Along with Yu’s lawyers, she then made another failed attempt to get information from court officials.
“I still cannot check where my husband is or the status of his case,” said Xu, crying as she held a photograph of Yu and a sign demanding to see the judge responsible for his case outside the Xuzhou Intermediate People’s Court on Thursday.
“My husband just helps the disadvantaged and marginalized — and you locked him up for two years,” she said, as security guards tried to stop her from protesting.
Yu was detained in Beijing in January last year after he wrote an open letter calling for constitutional reforms.
Xu has received very little information since then.
She was able to have a five-minute video call with him in April last year. That day, she got a notice saying Yu was held in Xuzhou.
Xu only heard from her brother-in-law — and then later from her husband’s government lawyer — that Yu was put on trial in May, but nobody has told her if he was sentenced.
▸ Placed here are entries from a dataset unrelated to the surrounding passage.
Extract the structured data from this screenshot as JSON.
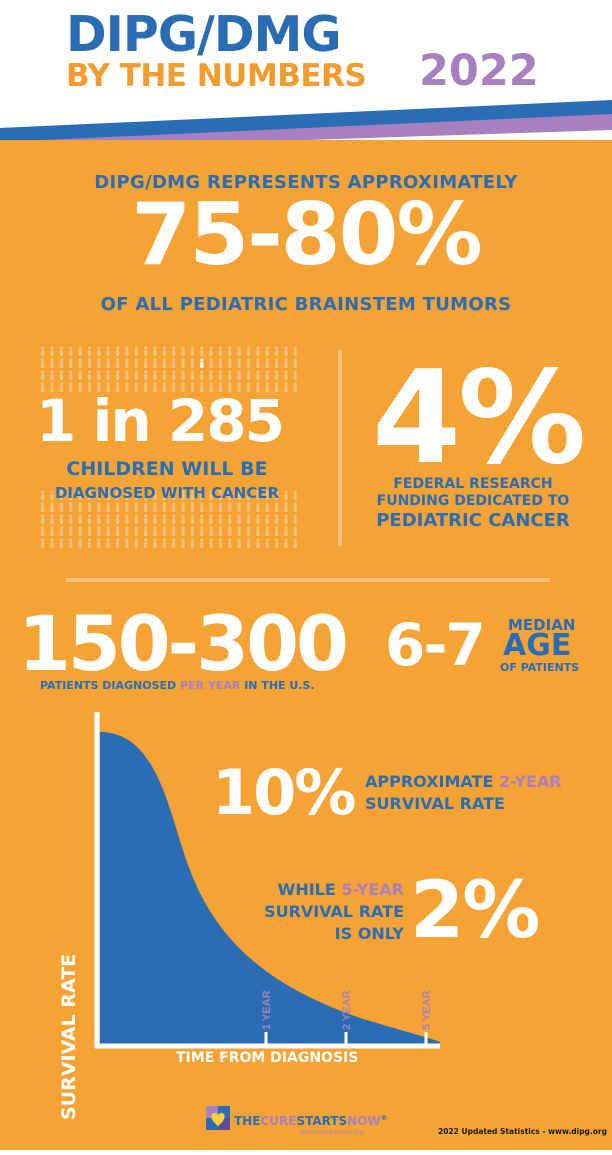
{
  "header": {
    "title_line1": "DIPG/DMG",
    "title_line2": "BY THE NUMBERS",
    "year": "2022"
  },
  "section1": {
    "intro": "DIPG/DMG REPRESENTS APPROXIMATELY",
    "big_percent": "75-80%",
    "outro": "OF ALL PEDIATRIC  BRAINSTEM TUMORS"
  },
  "section2": {
    "ratio": "1 in 285",
    "ratio_label_line1": "CHILDREN WILL BE",
    "ratio_label_line2": "DIAGNOSED WITH CANCER",
    "funding_percent": "4%",
    "funding_line1": "FEDERAL RESEARCH",
    "funding_line2": "FUNDING DEDICATED TO",
    "funding_line3": "PEDIATRIC CANCER"
  },
  "section3": {
    "patients_range": "150-300",
    "patients_label_part1": "PATIENTS DIAGNOSED ",
    "patients_label_part2": "PER YEAR",
    "patients_label_part3": " IN THE U.S.",
    "age_range": "6-7",
    "median_label": "MEDIAN",
    "age_label": "AGE",
    "of_patients_label": "OF PATIENTS"
  },
  "chart_data": {
    "type": "area",
    "ylabel": "SURVIVAL RATE",
    "xlabel": "TIME FROM DIAGNOSIS",
    "x_markers": [
      "1 YEAR",
      "2 YEAR",
      "5 YEAR"
    ],
    "annotations": {
      "two_year_value": "10%",
      "two_year_part1": "APPROXIMATE ",
      "two_year_part2": "2-YEAR",
      "two_year_part3": "SURVIVAL RATE",
      "five_year_line1_part1": "WHILE ",
      "five_year_line1_part2": "5-YEAR",
      "five_year_line2": "SURVIVAL RATE",
      "five_year_line3": "IS ONLY",
      "five_year_value": "2%"
    }
  },
  "footer": {
    "logo_the": "THE",
    "logo_cure": "CURE",
    "logo_starts": "STARTS",
    "logo_now": "NOW",
    "logo_reg": "®",
    "logo_url": "thecurestartsnow.org",
    "note": "2022 Updated Statistics - www.dipg.org"
  },
  "colors": {
    "orange": "#f5a334",
    "blue": "#2b6db5",
    "purple": "#a87fbf",
    "white": "#ffffff"
  }
}
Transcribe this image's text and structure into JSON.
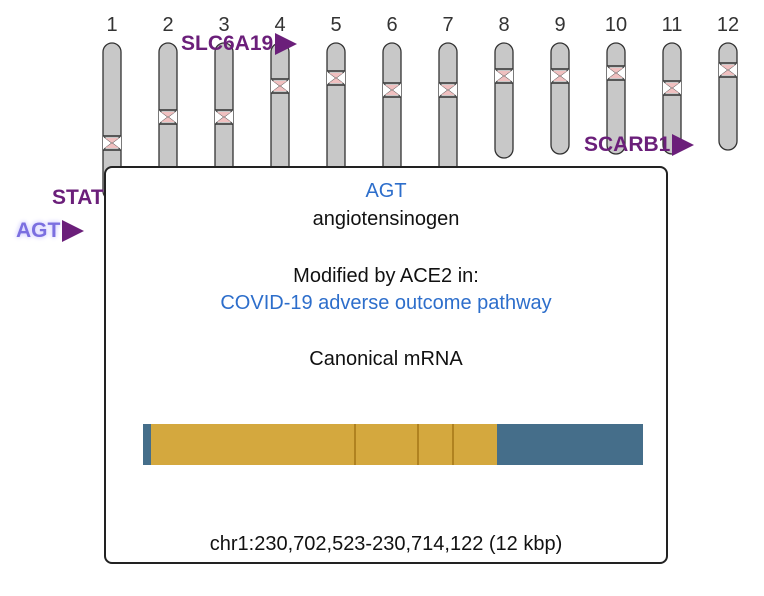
{
  "chromosomes": [
    "1",
    "2",
    "3",
    "4",
    "5",
    "6",
    "7",
    "8",
    "9",
    "10",
    "11",
    "12"
  ],
  "annotations": [
    {
      "name": "SLC6A19",
      "color": "#6b1f7a"
    },
    {
      "name": "SCARB1",
      "color": "#6b1f7a"
    },
    {
      "name": "STAT",
      "color": "#6b1f7a"
    },
    {
      "name": "AGT",
      "color": "#7b6fe0"
    }
  ],
  "tooltip": {
    "gene_symbol": "AGT",
    "gene_name": "angiotensinogen",
    "modified_text": "Modified by ACE2 in:",
    "pathway": "COVID-19 adverse outcome pathway",
    "transcript_label": "Canonical mRNA",
    "location": "chr1:230,702,523-230,714,122 (12 kbp)"
  },
  "colors": {
    "chromosome_fill": "#c8c8c8",
    "centromere": "#f0c0c0",
    "utr": "#456e8a",
    "cds": "#d4a83e",
    "link": "#2d6ecb",
    "annotation": "#6b1f7a"
  }
}
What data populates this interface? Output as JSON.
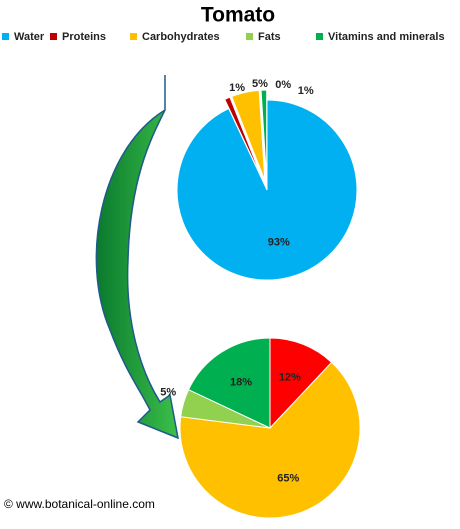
{
  "chart_data": [
    {
      "type": "pie",
      "title": "Tomato",
      "categories": [
        "Water",
        "Proteins",
        "Carbohydrates",
        "Fats",
        "Vitamins and minerals"
      ],
      "values": [
        93,
        1,
        5,
        0,
        1
      ],
      "value_labels": [
        "93%",
        "1%",
        "5%",
        "0%",
        "1%"
      ],
      "colors": [
        "#00b0f0",
        "#c00000",
        "#ffc000",
        "#92d050",
        "#00b050"
      ],
      "legend": "top"
    },
    {
      "type": "pie",
      "values": [
        12,
        65,
        5,
        18
      ],
      "value_labels": [
        "12%",
        "65%",
        "5%",
        "18%"
      ],
      "colors": [
        "#ff0000",
        "#ffc000",
        "#92d050",
        "#00b050"
      ]
    }
  ],
  "credit": "© www.botanical-online.com"
}
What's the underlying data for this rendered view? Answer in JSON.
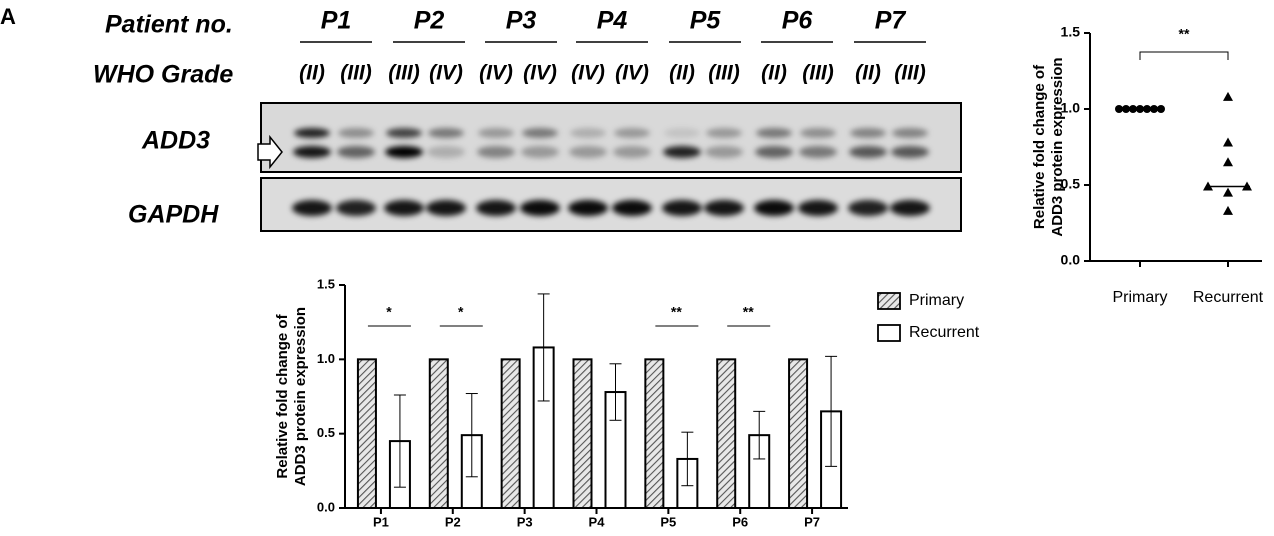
{
  "panel_label": "A",
  "blot": {
    "row_labels": {
      "patient": "Patient no.",
      "grade": "WHO Grade"
    },
    "patients": [
      "P1",
      "P2",
      "P3",
      "P4",
      "P5",
      "P6",
      "P7"
    ],
    "grades": [
      "(II)",
      "(III)",
      "(III)",
      "(IV)",
      "(IV)",
      "(IV)",
      "(IV)",
      "(IV)",
      "(II)",
      "(III)",
      "(II)",
      "(III)",
      "(II)",
      "(III)"
    ],
    "proteins": [
      "ADD3",
      "GAPDH"
    ]
  },
  "chart_data": [
    {
      "type": "bar",
      "ylabel": [
        "Relative fold change of",
        "ADD3 protein expression"
      ],
      "categories": [
        "P1",
        "P2",
        "P3",
        "P4",
        "P5",
        "P6",
        "P7"
      ],
      "series": [
        {
          "name": "Primary",
          "color": "#555555",
          "pattern": "hatch",
          "values": [
            1,
            1,
            1,
            1,
            1,
            1,
            1
          ]
        },
        {
          "name": "Recurrent",
          "color": "#ffffff",
          "values": [
            0.45,
            0.49,
            1.08,
            0.78,
            0.33,
            0.49,
            0.65
          ],
          "errors": [
            0.31,
            0.28,
            0.36,
            0.19,
            0.18,
            0.16,
            0.37
          ]
        }
      ],
      "significance": [
        "*",
        "*",
        null,
        null,
        "**",
        "**",
        null
      ],
      "ylim": [
        0,
        1.5
      ],
      "yticks": [
        {
          "value": 0,
          "label": "0.0"
        },
        0.5,
        {
          "value": 1,
          "label": "1.0"
        },
        1.5
      ],
      "legend": "right"
    },
    {
      "type": "scatter",
      "ylabel": [
        "Relative fold change of",
        "ADD3 protein expression"
      ],
      "categories": [
        "Primary",
        "Recurrent"
      ],
      "series": [
        {
          "marker": "circle",
          "color": "#000000",
          "values": [
            1,
            1,
            1,
            1,
            1,
            1,
            1
          ]
        },
        {
          "marker": "triangle",
          "color": "#000000",
          "values": [
            0.45,
            0.49,
            1.08,
            0.78,
            0.33,
            0.49,
            0.65
          ]
        }
      ],
      "medians": [
        1,
        0.49
      ],
      "significance": "**",
      "ylim": [
        0,
        1.5
      ],
      "yticks": [
        {
          "value": 0,
          "label": "0.0"
        },
        0.5,
        {
          "value": 1,
          "label": "1.0"
        },
        1.5
      ]
    }
  ]
}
Neither Yu nor his lawyers have been able to visit him.
“I feel helpless and also useless,” Xu said. “But in my heart, I’ve never considered giving up.”
It has come at an emotional — and financial — cost.
With no income, Xu is digging into her savings, spending about 150,000 Chinese yuan (US$21,310) over the past year in seeking justice.
Her husband’s detention has also disturbed their middle-school son, who witnessed his father’s arrest and several house searches by the police.
The boy has become more introverted and does not like leaving the house, she said.
“It’s as if he’s not as confident when seeing other people anymore,” she said. “That makes me very sad.”